こちらはスタッフの方々が商品を紹介するライブ配信動画のアーカイブをコンテンツとして継続的に発信する形式になっており、ライブコマースとも言えます。また、動画内に商品をクリックできるようなリンクの埋め込みはされていませんが、動画画面のすぐそばで「ライブで使用しているアイテム」の写真・商品名・価格・購入ページへのリンクを掲載しており、動画から直接購入ページへ移動できる導線がしっかり確保されています。
参考:meet up! CHANNEL|ライブポータル(ジョンマスターオーガニック公式オンラインストア)
Black-owned Friday
Googleが2021年のブラックフライデーに行ったアフリカ系企業オーナー向けプロモーションです。動画内で紹介されるアイテムの情報がタグ付けされており、画面下部にはカード上の商品案内が表示されます。商品をクリックすると販売サイトへ移動する仕組みになっています。
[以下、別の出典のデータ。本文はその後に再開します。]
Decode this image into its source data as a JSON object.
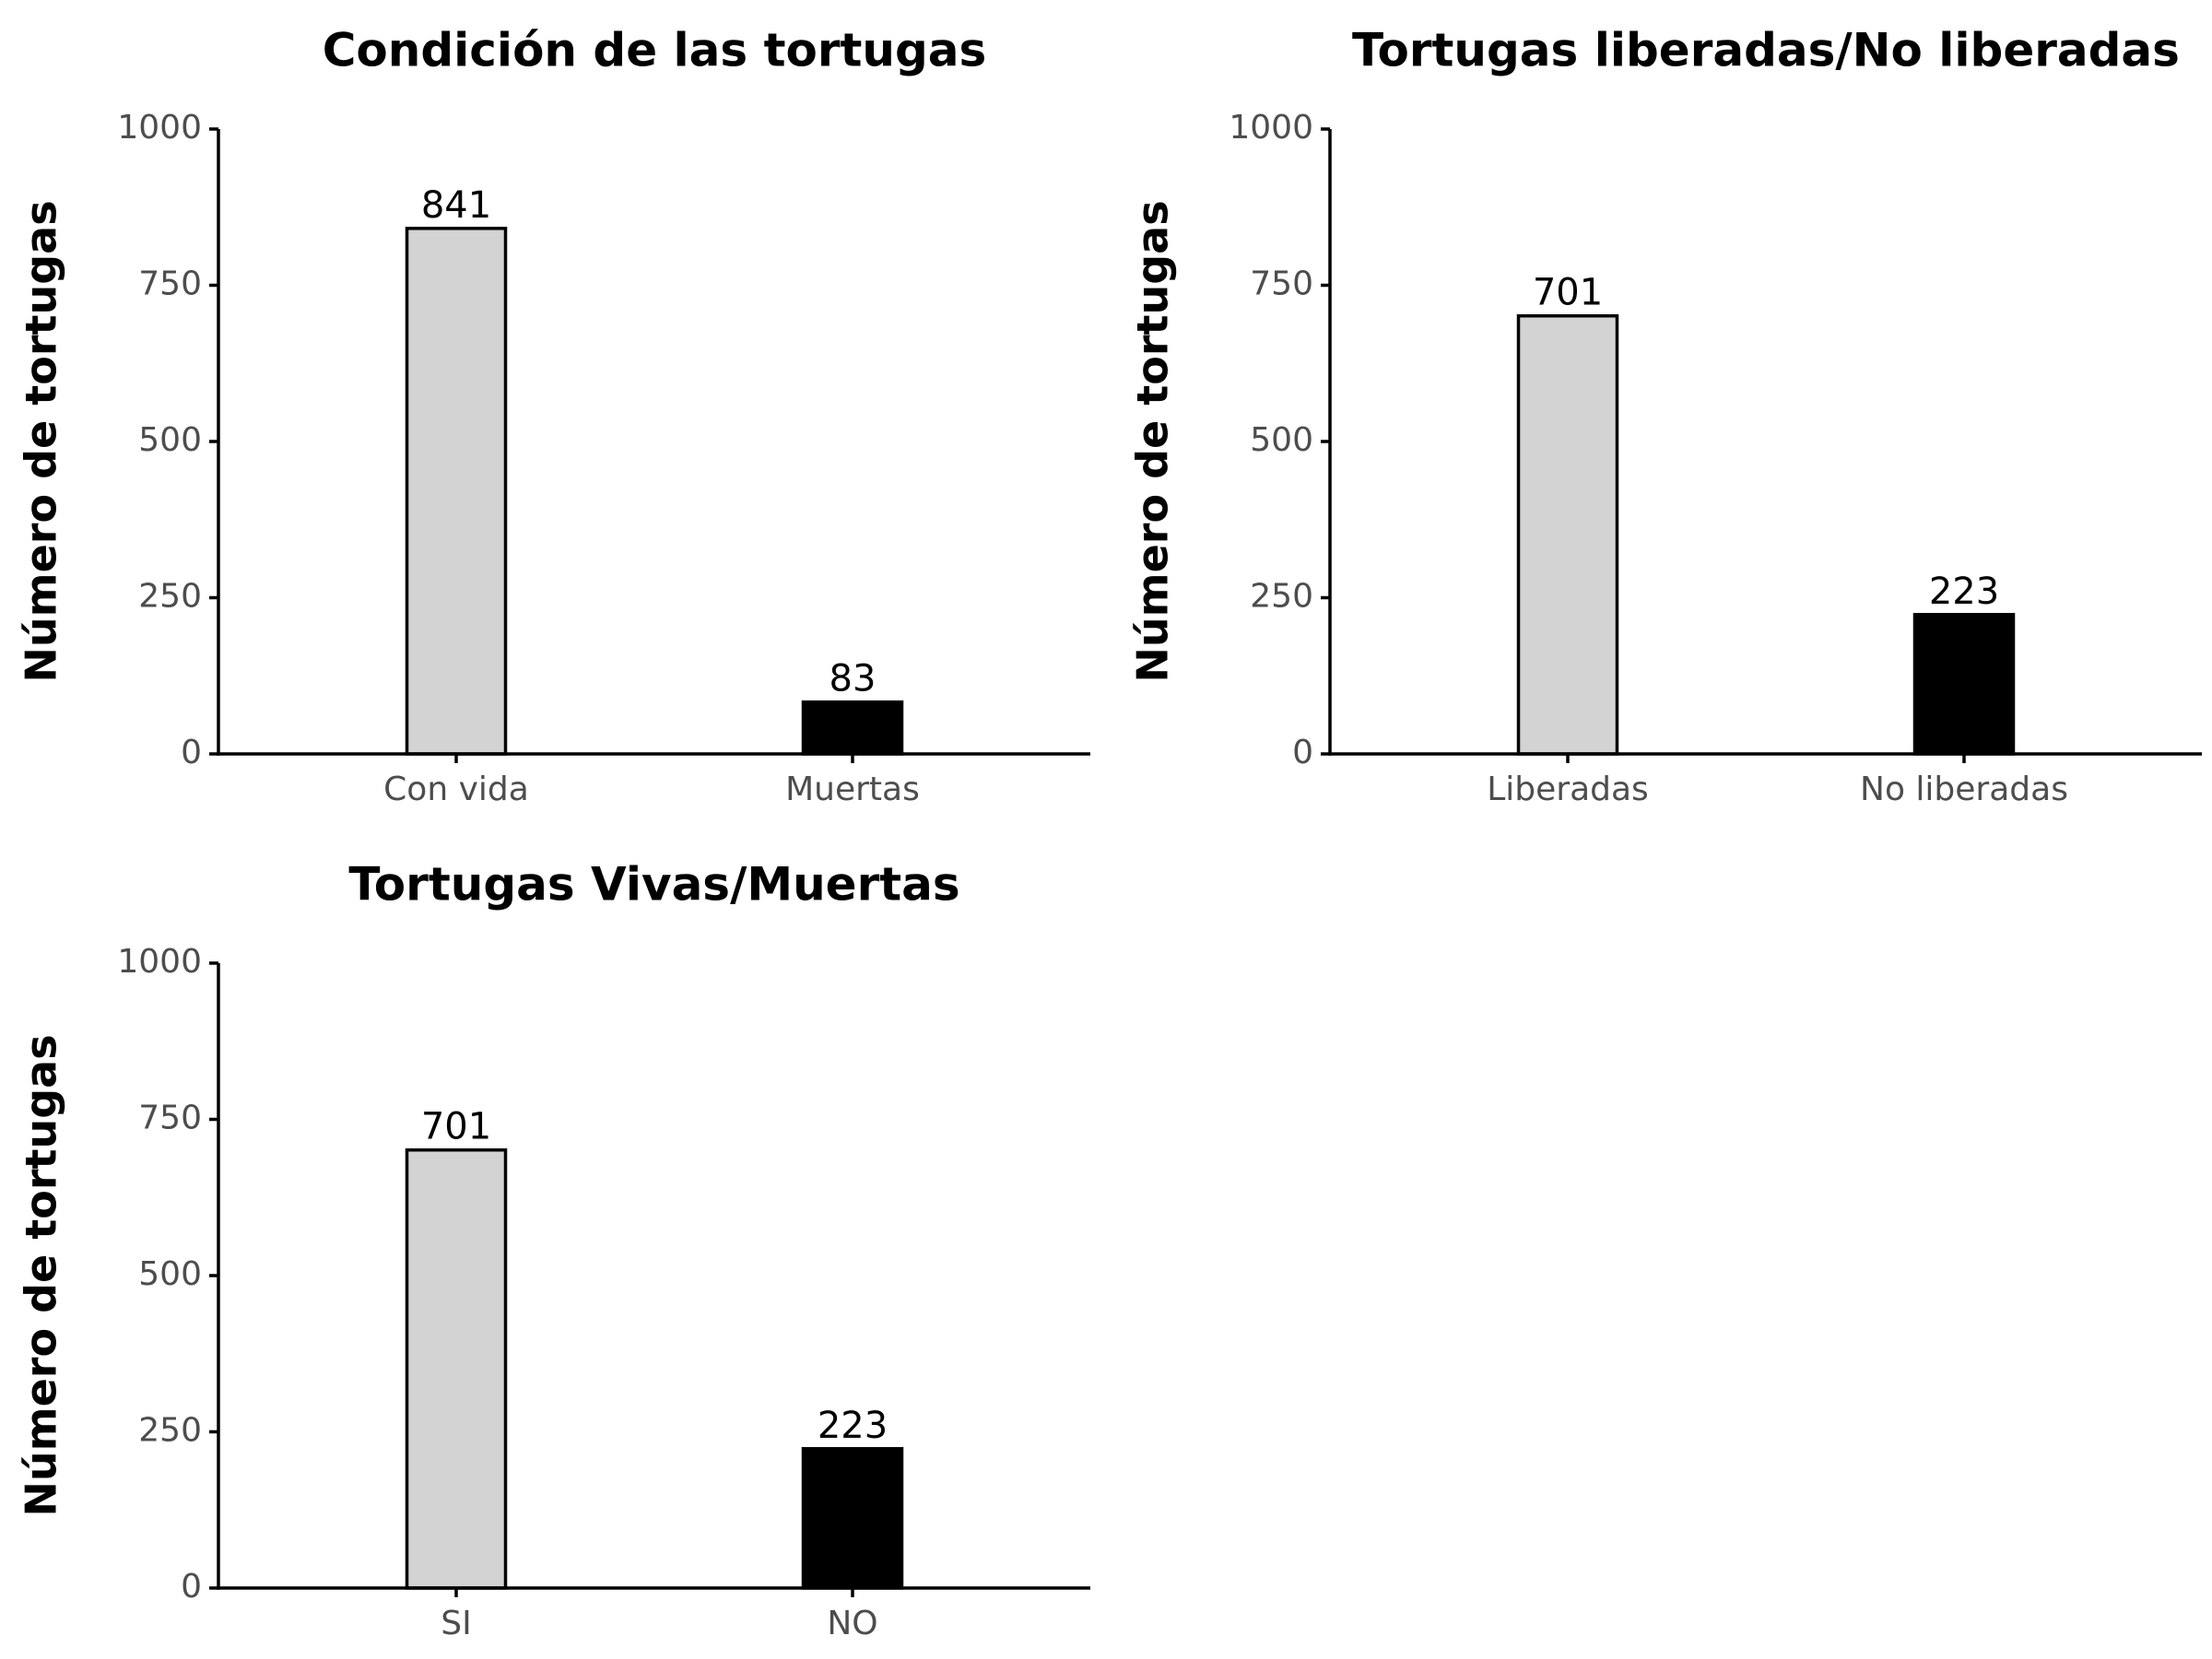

参考:Google | Black Owned Friday
YouTubeで動画コマースはできる?
動画プラットフォームとして多くの人に定着しているYouTubeですが、YouTubeで動画コマースに取り組むことはできるのでしょうか。YouTubeでは「YouTubeショッピング」という機能を提供しています。
YouTubeのショッピング機能とは?
YouTube ショッピング機能は、一定の資格を満たしているクリエイターに限り、動画内で自分のWebサイトで販売している商品や他のブランドの商品を紹介できます。YouTubeショッピングの機能には、動画終了画面への商品表示、動画やライブ配信への商品のタグ付け、チャットでの商品の固定表示などがあります。なお、YouTubeは2022年7月にネットショッププラットフォーム「Shopify(ショッピファイ)」と提携したことを発表しました。YouTubeとECサイト(Shopify)に登録した商品情報の同期が可能になり、YouTubeを活用した動画コマースやライブコマースがさらに加速することが期待されています。
参考:YouTube のショッピング機能を利用する – YouTube ヘルプ, Shopify Japan株式会社のプレスリリース
まとめ:動画でEコマースの可能性を広げよう
動画コマースは、オンラインでの商品販売の可能性を広げる比較的新しい分野のひとつです。